As data becomes an integral part of everyday life, we must question who wields its power
These days data science is a form of power, argue Catherine D'Ignazio and Lauren F. Klein, authors of Data Feminism. This power has a great potential for good on the one hand, and an equal potential for harm on the other—which begs the question: Who controls our data, and for whom are they collecting it?
Today we’re showcasing four recent books that are united in their arguments that data be appropriately collected, collated, and used to benefit society, particularly disenfranchised communities: Data Feminism by Catherine D’Ignazio and Lauren F. Klein, Data Action by Sarah Williams, Child Data Citizen by Veronica Barassi, and Democratizing our Data by Julia Lane. It’s worth noting, particularly as women’s history month comes to a close, that while the field of data science is overwhelmingly dominated by white men, each of these visionary books is written by women.
In Catherine D'Ignazio and Lauren F. Klein’s Data Feminism, the authors present a new way of thinking about data science and data ethics that is informed by intersectional feminist thought. Data Feminism offers strategies for data scientists seeking to learn how feminism can help them work toward justice, and for feminists who want to focus their efforts on the growing field of data science. But the book is about much more than gender.
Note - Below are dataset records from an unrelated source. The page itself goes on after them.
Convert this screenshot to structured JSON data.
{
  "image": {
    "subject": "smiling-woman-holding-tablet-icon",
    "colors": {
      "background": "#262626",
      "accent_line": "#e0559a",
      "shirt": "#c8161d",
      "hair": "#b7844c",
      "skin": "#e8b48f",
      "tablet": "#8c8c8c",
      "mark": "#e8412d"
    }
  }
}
It is about power, who has it and who doesn't, and how those differentials of power can be challenged and changed.
"Anyone who works with data—and all scientists do, of course—will benefit from reading this book,” writes American Scientist. “But the readers who may gain the most from it are those who are trying to use data in the public interest. Data Feminism does such a good job of integrating theories and projects across several fields that it will likely become a touchstone for teaching data science that goes beyond data ethics."
In Data Action: Using Data for Public Good, author Sarah Williams dives deep into the concept of using data for public interest. As she argues, data inevitably represents the ideologies of those who control its use; data analytics and algorithms too often exclude women, the poor, and ethnic groups.
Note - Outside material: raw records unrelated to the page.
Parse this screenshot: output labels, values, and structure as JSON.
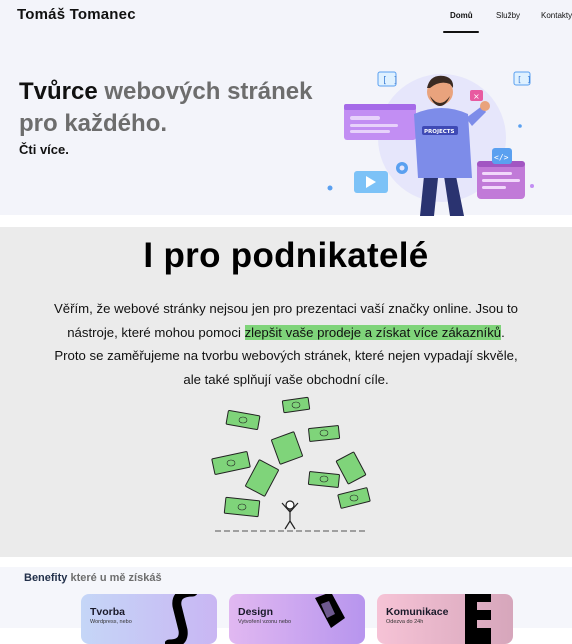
{
  "header": {
    "logo": "Tomáš Tomanec",
    "nav": [
      {
        "label": "Domů",
        "active": true
      },
      {
        "label": "Služby",
        "active": false
      },
      {
        "label": "Kontakty",
        "active": false
      }
    ]
  },
  "hero": {
    "title_dark": "Tvůrce",
    "title_grey_1": "webových stránek",
    "title_grey_2": "pro každého.",
    "cta": "Čti více.",
    "illustration_badge": "PROJECTS"
  },
  "business": {
    "title": "I pro podnikatelé",
    "text_before": "Věřím, že webové stránky nejsou jen pro prezentaci vaší značky online. Jsou to nástroje, které mohou pomoci ",
    "text_highlight": "zlepšit vaše prodeje a získat více zákazníků",
    "text_after": ". Proto se zaměřujeme na tvorbu webových stránek, které nejen vypadají skvěle, ale také splňují vaše obchodní cíle.",
    "highlight_color": "#7fd47a"
  },
  "benefits": {
    "title_bold": "Benefity",
    "title_rest": "které u mě získáš",
    "cards": [
      {
        "title": "Tvorba",
        "subtitle": "Wordpress, nebo"
      },
      {
        "title": "Design",
        "subtitle": "Vytvoření vzonu nebo"
      },
      {
        "title": "Komunikace",
        "subtitle": "Odezva do 24h"
      }
    ]
  }
}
Williams provides a guide for working with data in more ethical and responsible ways, outlining a method that emphasizes collaboration among data scientists, policy experts, data designers, and the public.
Child Data Citizen: How Tech Companies Are Profiling Us from before Birth by Veronica Barassi offers an examination of the datafication of family life—in particular, the construction of children into data subjects. Children are datafied even before birth, Barassi argues, with pregnancy apps and social media postings, and then tracked through childhood with learning apps, smart home devices, and medical records.
Barassi draws on a three-year research project to examine the construction of children into data subjects, describing how their personal information is collected, archived, sold, and aggregated into unique profiles that can follow them across a lifetime.
Julia Lane in her book Democratizing Our Data: A Manifesto writes that public data are foundational to our democratic system. People need consistently high-quality information from trustworthy sources. In the new economy, wealth is generated by access to data; the government's job is to democratize the data playing field. Yet data produced by the American government are getting worse and costing more. In Democratizing Our Data, Julia Lane argues that good data are essential for democracy and she outlines an organizational model that has the potential to make data more accessible and useful. As she says, failure to act threatens our democracy.
“Lane has been sounding the alarm about the failures of the federal data system for a while,” said Emily Taber, Economics, Finance, and Business Acquisitions Editor at the MIT Press. “Democratizing Our Data offers a vision of how these problems can be solved.”